Rund 55 Millionen Menschen in Deutschland sind nur unzureichend mit ÖPNV-Angeboten versorgt und sehen häufig keine Alternative zum eigenen Auto. On-Demand-Verkehre können in Gebieten, in denen die Nachfrage für einen festen Linienverkehr zu gering ist, eine wichtige Stütze sein, um die vorhandene Infrastruktur besser zu nutzen. Beispielsweise können an bestimmten Tagen oder zu bestimmten Zeiten Minibusse eingesetzt werden, die Menschen einige Kilometer zum nächsten Bahnhof oder zur nächsten Haltestelle befördern. Im Zusammenhang mit einem vergünstigten Ticket kann dies ein echter Gamechanger für Menschen in strukturschwächeren Gebieten sein.

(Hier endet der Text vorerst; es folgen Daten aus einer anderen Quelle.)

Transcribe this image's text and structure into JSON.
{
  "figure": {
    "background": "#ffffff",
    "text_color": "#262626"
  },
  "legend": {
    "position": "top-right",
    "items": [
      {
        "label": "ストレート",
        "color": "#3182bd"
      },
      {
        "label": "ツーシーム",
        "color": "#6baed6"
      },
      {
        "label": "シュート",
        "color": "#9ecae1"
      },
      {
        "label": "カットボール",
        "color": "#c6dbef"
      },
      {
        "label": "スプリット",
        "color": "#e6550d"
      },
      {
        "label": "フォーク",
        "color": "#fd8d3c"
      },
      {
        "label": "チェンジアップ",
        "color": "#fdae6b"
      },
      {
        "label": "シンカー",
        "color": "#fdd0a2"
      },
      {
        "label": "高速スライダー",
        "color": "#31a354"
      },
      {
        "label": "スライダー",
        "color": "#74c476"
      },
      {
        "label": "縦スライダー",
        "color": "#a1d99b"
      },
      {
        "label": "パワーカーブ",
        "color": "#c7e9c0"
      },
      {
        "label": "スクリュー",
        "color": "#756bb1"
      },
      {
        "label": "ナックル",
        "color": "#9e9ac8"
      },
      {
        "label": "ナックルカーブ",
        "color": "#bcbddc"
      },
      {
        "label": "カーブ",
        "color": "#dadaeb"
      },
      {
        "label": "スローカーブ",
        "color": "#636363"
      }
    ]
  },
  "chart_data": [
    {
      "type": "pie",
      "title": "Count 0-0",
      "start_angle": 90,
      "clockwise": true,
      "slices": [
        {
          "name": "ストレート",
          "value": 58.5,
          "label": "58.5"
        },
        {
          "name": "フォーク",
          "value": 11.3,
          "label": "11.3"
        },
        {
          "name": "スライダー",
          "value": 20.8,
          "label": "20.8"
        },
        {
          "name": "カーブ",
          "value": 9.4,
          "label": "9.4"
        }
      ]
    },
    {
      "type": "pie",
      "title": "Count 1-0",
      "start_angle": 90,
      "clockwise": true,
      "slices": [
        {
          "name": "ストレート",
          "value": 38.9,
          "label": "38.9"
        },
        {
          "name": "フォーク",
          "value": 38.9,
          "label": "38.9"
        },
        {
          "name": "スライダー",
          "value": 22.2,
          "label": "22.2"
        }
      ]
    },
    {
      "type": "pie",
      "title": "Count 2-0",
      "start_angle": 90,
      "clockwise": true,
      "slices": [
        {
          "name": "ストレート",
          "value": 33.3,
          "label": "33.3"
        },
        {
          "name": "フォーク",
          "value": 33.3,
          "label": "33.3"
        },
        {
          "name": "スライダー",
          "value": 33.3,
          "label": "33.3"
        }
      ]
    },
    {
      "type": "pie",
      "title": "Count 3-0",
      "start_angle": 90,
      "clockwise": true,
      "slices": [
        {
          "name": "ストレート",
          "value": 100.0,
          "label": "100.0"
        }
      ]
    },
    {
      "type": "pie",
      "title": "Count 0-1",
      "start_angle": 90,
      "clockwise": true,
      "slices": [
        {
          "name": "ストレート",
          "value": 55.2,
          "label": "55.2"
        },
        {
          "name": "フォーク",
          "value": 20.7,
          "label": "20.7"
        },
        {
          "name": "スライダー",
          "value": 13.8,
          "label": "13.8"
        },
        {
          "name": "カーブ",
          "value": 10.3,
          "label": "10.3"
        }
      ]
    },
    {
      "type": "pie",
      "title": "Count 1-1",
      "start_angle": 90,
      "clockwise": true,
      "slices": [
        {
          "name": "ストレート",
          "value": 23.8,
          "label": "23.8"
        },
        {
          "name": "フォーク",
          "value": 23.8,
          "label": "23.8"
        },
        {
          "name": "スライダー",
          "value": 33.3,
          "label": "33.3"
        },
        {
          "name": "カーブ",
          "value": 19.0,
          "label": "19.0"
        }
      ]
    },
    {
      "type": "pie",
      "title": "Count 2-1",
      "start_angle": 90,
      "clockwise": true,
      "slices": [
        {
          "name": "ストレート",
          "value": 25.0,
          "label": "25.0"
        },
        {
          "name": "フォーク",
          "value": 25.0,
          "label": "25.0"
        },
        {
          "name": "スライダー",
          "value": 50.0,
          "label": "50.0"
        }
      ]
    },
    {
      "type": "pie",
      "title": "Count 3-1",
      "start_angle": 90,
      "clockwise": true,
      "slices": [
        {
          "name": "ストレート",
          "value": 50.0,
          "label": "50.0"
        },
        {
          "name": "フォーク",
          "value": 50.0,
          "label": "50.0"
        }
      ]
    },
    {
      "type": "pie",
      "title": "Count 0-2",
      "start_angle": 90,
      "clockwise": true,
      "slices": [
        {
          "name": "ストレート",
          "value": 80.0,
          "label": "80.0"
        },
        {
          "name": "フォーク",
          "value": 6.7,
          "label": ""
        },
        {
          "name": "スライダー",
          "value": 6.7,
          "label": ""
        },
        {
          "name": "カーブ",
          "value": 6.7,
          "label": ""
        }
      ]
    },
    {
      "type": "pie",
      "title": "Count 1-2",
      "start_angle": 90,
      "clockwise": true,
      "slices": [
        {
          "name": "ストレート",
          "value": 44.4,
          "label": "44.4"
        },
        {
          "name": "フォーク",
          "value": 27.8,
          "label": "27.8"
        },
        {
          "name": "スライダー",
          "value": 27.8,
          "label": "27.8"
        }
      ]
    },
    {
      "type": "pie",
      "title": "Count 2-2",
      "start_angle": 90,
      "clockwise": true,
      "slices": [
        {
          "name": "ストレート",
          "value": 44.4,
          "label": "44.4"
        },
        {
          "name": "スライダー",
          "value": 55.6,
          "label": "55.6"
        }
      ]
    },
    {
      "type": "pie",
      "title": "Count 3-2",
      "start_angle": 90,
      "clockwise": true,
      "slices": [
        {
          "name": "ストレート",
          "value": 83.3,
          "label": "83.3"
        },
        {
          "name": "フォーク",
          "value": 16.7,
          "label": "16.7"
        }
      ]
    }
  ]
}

ÖPNV endlich stärker im Fokus der Öffentlichkeit

Egal in welcher Form das 9-Euro-Ticket fortgesetzt wird, dass es als Anstoß zum Diskurs gewirkt hat, ist unbestritten. Menschen sind bereit, das Verkehrsmittel zu wechseln, das ist eine gute Nachricht. Auch soll sich etwas an den bisher geltenden Tarifzonen in Deutschland ändern, was die Nutzung von Bus und Bahn deutlich vereinfachen würde. Das 9-Euro-Ticket mag vielleicht nicht die Wunderwaffe sein, die allen Menschen sofort gleichermaßen ein attraktives ÖPNV-Angebot beschert, allerdings setzt es ein wichtiges Zeichen: das System kann sich verändern.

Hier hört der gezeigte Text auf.